Non-RAG specific Metrics
Other metrics such as Uncertainty and Correctness might be useful as well. If these don't cover all your needs, you can always write custom metrics.

Code Walkthrough

To integrate Galileo Prompt into your setup, you'll first need to install our Python client, with the PyArrow extensions: pip install promptquality[arrow].
Galileo works with all major vector database providers. We'll show you how this can work with Pinecone for illustrative purposes.
Before we begin, here's how you could set up a simple pinecone vector db and write a retriever function that fetches context from it.
import pinecone
from sentence_transformers import SentenceTransformer
​
## --- Setup ---
# Init your Pinecone Index
pinecone.init(api_key="YOUR_KEY", environment="YOUR_ENV")
index = pinecone.Index("YOUR_INDEX_NAME)
​
# Query code
retriever = SentenceTransformer('multi-qa-MiniLM-L6-cos-v1')
def get_context(question):
xq = retriever.encode([question]).tolist()
xc = index.query(xq, top_k=1, include_metadata=True, include_values=True)
# Extract the context passage from the pinecone search result
contexts = [x["metadata"]['context'] for x in xc["matches"]]
embeddings = [x["values"] for x in xc["matches"]]
return contexts[0], embeddings[0], xq[0]
First, import prompquality and log into your Galileo instance:
import promptquality as pq
​
pq.login("your.galileo.console.url.com")
Next, define your dataset and augment it with the context and vector embeddings fetched from your pinecone DB.
import pandas as pd
​
# my_queries.csv contains containing a list of 'query' items
# Each 'query' represents a user query we'd like the model
# to answer using context from a vector DB.
# It could also contain a 'target' column for BLEU and ROUGE computation.
df = pd.read_csv('my_queries.csv')
​
contexts, context_embeddings, query_embeddings = [], [], []
for query in df["query"].to_list():
context, context_embedding, query_embedding = get_context(query)
contexts.append(context)
context_embeddings.append(context_embedding)
query_embeddings.append(query_embedding)
​
df["context"] = contexts
df["context_embedding"] = context_embeddings
df["query_embedding"] = query_embeddings
Next, choose the metrics you'd like to run and create any of your own.
from promptquality import Scorers
​
metrics = [
Scorers.groundedness,
Scorers.context_relevance,
# Uncertainty, BLEU, and ROUGE are automatically included
]
Then, define your template:
template = """You are a helpful assistant. Given the following context, please answer the question. Provide an accurate and factual answer.
Context: {context}
Question: {query}
Your answer: """
Finally, use pq.run to run your prompts and evaluation metrics.
pq.run(project_name='rag_demo_9_12',
template=template,
dataset=df.to_dict(orient="records"),
scorers=metrics,
settings=pq.Settings(model_alias=SupportedModels.chat_gpt_16k))
Once your runs complete, you can view your results on the Galileo console and/or using pq.get_metrics() and pq.get_rows()
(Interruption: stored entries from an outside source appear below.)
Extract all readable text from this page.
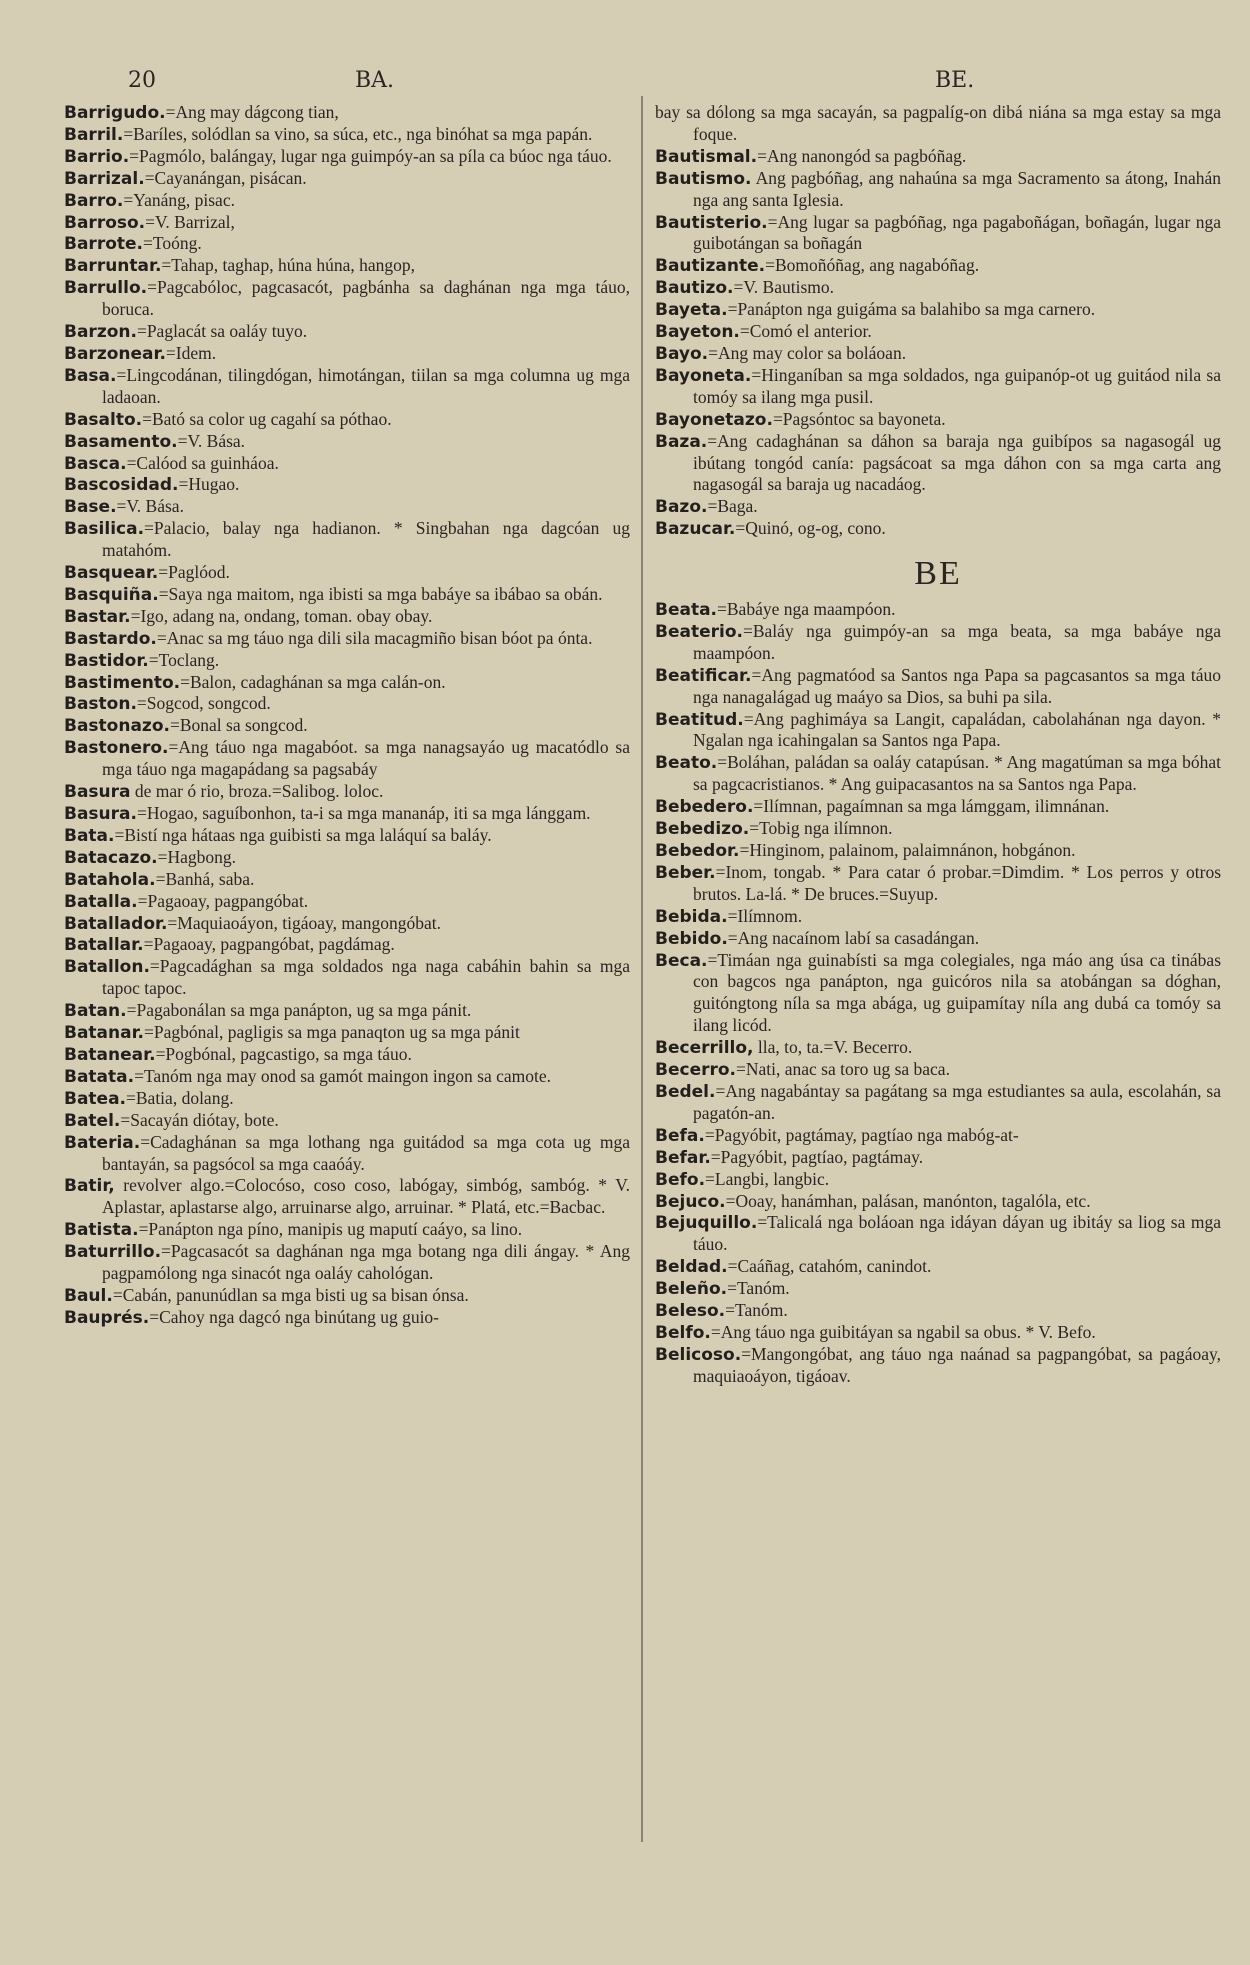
20	BA.	BE.

Barrigudo.=Ang may dágcong tian,

Barril.=Baríles, solódlan sa vino, sa súca, etc., nga binóhat sa mga papán.

Barrio.=Pagmólo, balángay, lugar nga guimpóy-an sa píla ca búoc nga táuo.

Barrizal.=Cayanángan, pisácan.

Barro.=Yanáng, pisac.

Barroso.=V. Barrizal,

Barrote.=Toóng.

Barruntar.=Tahap, taghap, húna húna, hangop,

Barrullo.=Pagcabóloc, pagcasacót, pagbánha sa daghánan nga mga táuo, boruca.

Barzon.=Paglacát sa oaláy tuyo.

Barzonear.=Idem.

Basa.=Lingcodánan, tilingdógan, himotángan, tiilan sa mga columna ug mga ladaoan.

Basalto.=Bató sa color ug cagahí sa póthao.

Basamento.=V. Bása.

Basca.=Calóod sa guinháoa.

Bascosidad.=Hugao.

Base.=V. Bása.

Basilica.=Palacio, balay nga hadianon. * Singbahan nga dagcóan ug matahóm.

Basquear.=Paglóod.

Basquiña.=Saya nga maitom, nga ibisti sa mga babáye sa ibábao sa obán.

Bastar.=Igo, adang na, ondang, toman. obay obay.

Bastardo.=Anac sa mg táuo nga dili sila macagmiño bisan bóot pa ónta.

Bastidor.=Toclang.

Bastimento.=Balon, cadaghánan sa mga calán-on.

Baston.=Sogcod, songcod.

Bastonazo.=Bonal sa songcod.

Bastonero.=Ang táuo nga magabóot. sa mga nanagsayáo ug macatódlo sa mga táuo nga magapádang sa pagsabáy

Basura de mar ó rio, broza.=Salibog. loloc.

Basura.=Hogao, saguíbonhon, ta-i sa mga mananáp, iti sa mga lánggam.

Bata.=Bistí nga hátaas nga guibisti sa mga laláquí sa baláy.

Batacazo.=Hagbong.

Batahola.=Banhá, saba.

Batalla.=Pagaoay, pagpangóbat.

Batallador.=Maquiaoáyon, tigáoay, mangongóbat.

Batallar.=Pagaoay, pagpangóbat, pagdámag.

Batallon.=Pagcadághan sa mga soldados nga naga cabáhin bahin sa mga tapoc tapoc.

Batan.=Pagabonálan sa mga panápton, ug sa mga pánit.

Batanar.=Pagbónal, pagligis sa mga panaqton ug sa mga pánit

Batanear.=Pogbónal, pagcastigo, sa mga táuo.

Batata.=Tanóm nga may onod sa gamót maingon ingon sa camote.

Batea.=Batia, dolang.

Batel.=Sacayán diótay, bote.

Bateria.=Cadaghánan sa mga lothang nga guitádod sa mga cota ug mga bantayán, sa pagsócol sa mga caaóáy.

Batir, revolver algo.=Colocóso, coso coso, labógay, simbóg, sambóg. * V. Aplastar, aplastarse algo, arruinarse algo, arruinar. * Platá, etc.=Bacbac.

Batista.=Panápton nga píno, manipis ug maputí caáyo, sa lino.

Baturrillo.=Pagcasacót sa daghánan nga mga botang nga dili ángay. * Ang pagpamólong nga sinacót nga oaláy cahológan.

Baul.=Cabán, panunúdlan sa mga bisti ug sa bisan ónsa.

Bauprés.=Cahoy nga dagcó nga binútang ug guio-

bay sa dólong sa mga sacayán, sa pagpalíg-on dibá niána sa mga estay sa mga foque.

Bautismal.=Ang nanongód sa pagbóñag.

Bautismo. Ang pagbóñag, ang nahaúna sa mga Sacramento sa átong, Inahán nga ang santa Iglesia.

Bautisterio.=Ang lugar sa pagbóñag, nga pagaboñágan, boñagán, lugar nga guibotángan sa boñagán

Bautizante.=Bomoñóñag, ang nagabóñag.

Bautizo.=V. Bautismo.

Bayeta.=Panápton nga guigáma sa balahibo sa mga carnero.

Bayeton.=Comó el anterior.

Bayo.=Ang may color sa boláoan.

Bayoneta.=Hinganíban sa mga soldados, nga guipanóp-ot ug guitáod nila sa tomóy sa ilang mga pusil.

Bayonetazo.=Pagsóntoc sa bayoneta.

Baza.=Ang cadaghánan sa dáhon sa baraja nga guibípos sa nagasogál ug ibútang tongód canía: pagsácoat sa mga dáhon con sa mga carta ang nagasogál sa baraja ug nacadáog.

Bazo.=Baga.

Bazucar.=Quinó, og-og, cono.

BE

Beata.=Babáye nga maampóon.

Beaterio.=Baláy nga guimpóy-an sa mga beata, sa mga babáye nga maampóon.

Beatificar.=Ang pagmatóod sa Santos nga Papa sa pagcasantos sa mga táuo nga nanagalágad ug maáyo sa Dios, sa buhi pa sila.

Beatitud.=Ang paghimáya sa Langit, capaládan, cabolahánan nga dayon. * Ngalan nga icahingalan sa Santos nga Papa.

Beato.=Boláhan, paládan sa oaláy catapúsan. * Ang magatúman sa mga bóhat sa pagcacristianos. * Ang guipacasantos na sa Santos nga Papa.

Bebedero.=Ilímnan, pagaímnan sa mga lámggam, ilimnánan.

Bebedizo.=Tobig nga ilímnon.

Bebedor.=Hinginom, palainom, palaimnánon, hobgánon.

Beber.=Inom, tongab. * Para catar ó probar.=Dimdim. * Los perros y otros brutos. La-lá. * De bruces.=Suyup.

Bebida.=Ilímnom.

Bebido.=Ang nacaínom labí sa casadángan.

Beca.=Timáan nga guinabísti sa mga colegiales, nga máo ang úsa ca tinábas con bagcos nga panápton, nga guicóros nila sa atobángan sa dóghan, guitóngtong níla sa mga abága, ug guipamítay níla ang dubá ca tomóy sa ilang licód.

Becerrillo, lla, to, ta.=V. Becerro.

Becerro.=Nati, anac sa toro ug sa baca.

Bedel.=Ang nagabántay sa pagátang sa mga estudiantes sa aula, escolahán, sa pagatón-an.

Befa.=Pagyóbit, pagtámay, pagtíao nga mabóg-at-

Befar.=Pagyóbit, pagtíao, pagtámay.

Befo.=Langbi, langbic.

Bejuco.=Ooay, hanámhan, palásan, manónton, tagalóla, etc.

Bejuquillo.=Talicalá nga boláoan nga idáyan dáyan ug ibitáy sa liog sa mga táuo.

Beldad.=Caáñag, catahóm, canindot.

Beleño.=Tanóm.

Beleso.=Tanóm.

Belfo.=Ang táuo nga guibitáyan sa ngabil sa obus. * V. Befo.

Belicoso.=Mangongóbat, ang táuo nga naánad sa pagpangóbat, sa pagáoay, maquiaoáyon, tigáoav.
Experimenting with your retrieval logic

If you're experimenting with your retrieval logic and would like to use Galileo to evaluate the results, you can pass any parameters or notes that would help you identify your experiment run as additional metadata fields in your dataset.
This metadata will appear as additional fields in your Prompt Runs table and allow you to compare your model's performance across experiments.